Molly Bloom, dans le monologue final d’Ulysse, se souvient de l’avoir chantée (éd. cit., p. 684). Rappelons également que la signification symbolique ou mystique de la rose repose en grande partie sur l’opposition des couleurs qui lui sont attribuées, le blanc ou le rouge. C’est ainsi que chez les alchimistes, dont Joyce avait pratiqué les écrits dans sa jeunesse, la rose blanche est associée au but du petit œuvre, la rose rouge à celui du grand œuvre, la rose bleue étant le symbole de l’impossible (cf. n. 43) : voir J. Van Lennep, Art et alchimie, Bruxelles, 1966, p. 27.
42. Forge ahead ! « Allez-y ! Foncez ! » Mais le forge transitif que l’on rencontre à plusieurs reprises plus bas (p. 253, 266, 362) signifie, comme en français, « forger », et aussi « contrefaire ».
43. Le vert est la couleur nationale de l’Irlande (voir aussi p. 124 la couleur émeraude du cahier de Stephen). Allusion sans doute aussi au livre de Robert Hitchens, The Green Carnation [L’Œillet vert], paru en 1894, satire de l’esthétisme contemporain et en particulier des théories et des gestes d’Oscar Wilde. Voir également ci-dessus n. 13.
44. Le père de Michael Saurin, élève du collège de 1887 à 1893, était magistrat. Voir ci-dessous p. 69.

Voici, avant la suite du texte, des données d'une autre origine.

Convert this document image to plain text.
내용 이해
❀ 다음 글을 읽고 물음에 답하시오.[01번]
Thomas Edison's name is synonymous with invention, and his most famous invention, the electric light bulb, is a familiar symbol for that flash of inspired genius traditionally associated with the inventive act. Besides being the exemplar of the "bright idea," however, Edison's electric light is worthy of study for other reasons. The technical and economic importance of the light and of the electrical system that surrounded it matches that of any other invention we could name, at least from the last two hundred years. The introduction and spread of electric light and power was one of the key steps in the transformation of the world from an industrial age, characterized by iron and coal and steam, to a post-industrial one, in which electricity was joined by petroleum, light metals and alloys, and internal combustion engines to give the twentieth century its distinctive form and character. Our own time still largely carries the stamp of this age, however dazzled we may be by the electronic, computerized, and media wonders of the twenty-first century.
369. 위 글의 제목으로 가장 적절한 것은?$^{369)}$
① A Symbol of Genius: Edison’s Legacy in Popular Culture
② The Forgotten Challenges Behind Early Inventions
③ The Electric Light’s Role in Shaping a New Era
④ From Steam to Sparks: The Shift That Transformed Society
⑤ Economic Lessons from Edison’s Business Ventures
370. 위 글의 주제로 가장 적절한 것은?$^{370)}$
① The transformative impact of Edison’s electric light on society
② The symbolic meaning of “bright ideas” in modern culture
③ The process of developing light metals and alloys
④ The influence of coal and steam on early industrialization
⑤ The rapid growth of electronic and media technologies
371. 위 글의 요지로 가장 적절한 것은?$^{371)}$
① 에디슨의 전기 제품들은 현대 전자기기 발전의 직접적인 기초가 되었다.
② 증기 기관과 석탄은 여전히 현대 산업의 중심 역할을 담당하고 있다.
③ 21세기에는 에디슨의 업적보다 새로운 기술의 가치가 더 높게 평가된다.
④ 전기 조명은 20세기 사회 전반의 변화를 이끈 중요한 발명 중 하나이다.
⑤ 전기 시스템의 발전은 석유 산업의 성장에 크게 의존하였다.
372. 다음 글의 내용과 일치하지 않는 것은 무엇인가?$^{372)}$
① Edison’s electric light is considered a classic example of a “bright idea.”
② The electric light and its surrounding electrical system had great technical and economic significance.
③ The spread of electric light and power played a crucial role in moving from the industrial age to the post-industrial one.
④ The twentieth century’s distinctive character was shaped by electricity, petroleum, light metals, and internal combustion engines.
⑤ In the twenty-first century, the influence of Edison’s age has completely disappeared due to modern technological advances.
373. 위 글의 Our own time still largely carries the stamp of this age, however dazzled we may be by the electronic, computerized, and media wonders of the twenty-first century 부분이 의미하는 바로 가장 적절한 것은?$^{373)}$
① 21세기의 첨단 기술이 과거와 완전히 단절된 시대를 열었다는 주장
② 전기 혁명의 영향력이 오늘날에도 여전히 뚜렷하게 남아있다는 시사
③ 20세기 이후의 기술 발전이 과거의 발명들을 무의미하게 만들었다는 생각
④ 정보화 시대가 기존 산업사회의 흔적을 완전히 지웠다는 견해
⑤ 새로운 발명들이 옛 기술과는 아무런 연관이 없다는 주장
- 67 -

45. Dalkey : petite agglomération au bord de la mer d’Irlande, entre Bray et Dublin.
46. Peut-être un écho d’une vieille chanson irlandaise de l’Ouest, I know my love [Je reconnais mon amour], dont les premiers vers sont :
Je reconnais mon amour à sa façon de marcher
Et je reconnais mon amour à sa façon de parler…
et le refrain :
Et si mon amour me quitte, que ferai-je ?
47. Tullabeg : siège du noviciat jésuite. St Stanislaus College fusionna avec Clongowes en 1885.
48. Saint Louis de Gonzague, l’un des modèles de la Compagnie de Jésus (voir p. 106), était « trop pur » pour embrasser sa mère. Sur ce point, il sera rapproché de Pascal p. 347.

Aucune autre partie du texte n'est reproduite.